Exercise 4: Creating a job to run a transformation¶
While a Pentaho transformation decides how data should be extracted, transformed and loaded, the timing and preconditions of these operations (e.g. when it should run) can be defined in a Pentaho job. This job we create, will be watching the folder C:\Pentaho\data\ZV\new for new incoming csv files (containing final exam data). If such a file is received, it will move the file to the others and run the transformation we defined in the previous task.
-
Create a new job in the Data Integration tool. Click on the File -> New -> Job menu. Save it named
ex4-job1.kjb
. -
Place a Start node, this will be the entry point of our Job.
-
Place a Check if a folder is empty node and connect the start node to it.
Notice, that the arrow indicating the connection has a padlock on it. This means that it is an unconditional hop, meaning that this state transition will fire regardless of the outcome of the initiating step. There are two other types of connection in case of a job: positive (true) and negative (false), each triggering on the corresponding outcome. You can switch the connection types by clicking on the arrow. The Check if a folder is empty node should check for .csv files in the target directory (C:\Pentaho\data\ZV\new). To do this, set it up as the following:
-
We must handle both possible outcomes of the Check if a folder is empty node. In case it is empty, we do not have to do any transformation, we simply log the outcome. To do this, place a Write to log node and set it up as the following:
- Set the log level to Basic Logging
- Set the log subject to FileWathcer
- Set the message to “No new file found!”
Write your NEPTUN code after the Job entry name!
-
To handle the case when there is a file to move (Check if a folder is empty returns false) we place a Move files node.

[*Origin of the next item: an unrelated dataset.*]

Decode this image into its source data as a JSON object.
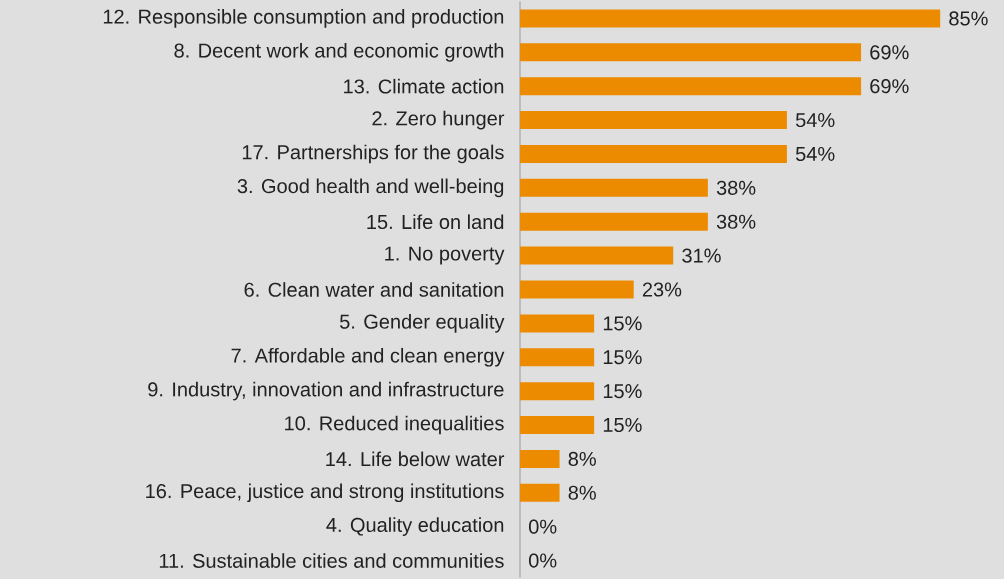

- Set the folder source to C:\Pentaho\data\ZV\new
- Set the folder destination to C:\Pentaho\data\ZV
- Set the wildcard to .*csv
-
Place a Transformation block, which we will use to call our previously created transformation. Browse and select the transformation file (
ex3-transformation1.ktr
). -
Place a Success block and connect both the log writing step and the Transformation step to it. Your job should look like this:
Move one of the .csv files to the new folder and run the job! You should see it moved to the others and the output files of the transformation created.
SUBMISSION
Save the final job as ex4-job1.ktr
Create a screenshot of the executed job flow and save it as ex4-job1-flow.png
. Make sure that all the nodes including your Neptun code are visible on this screenshot.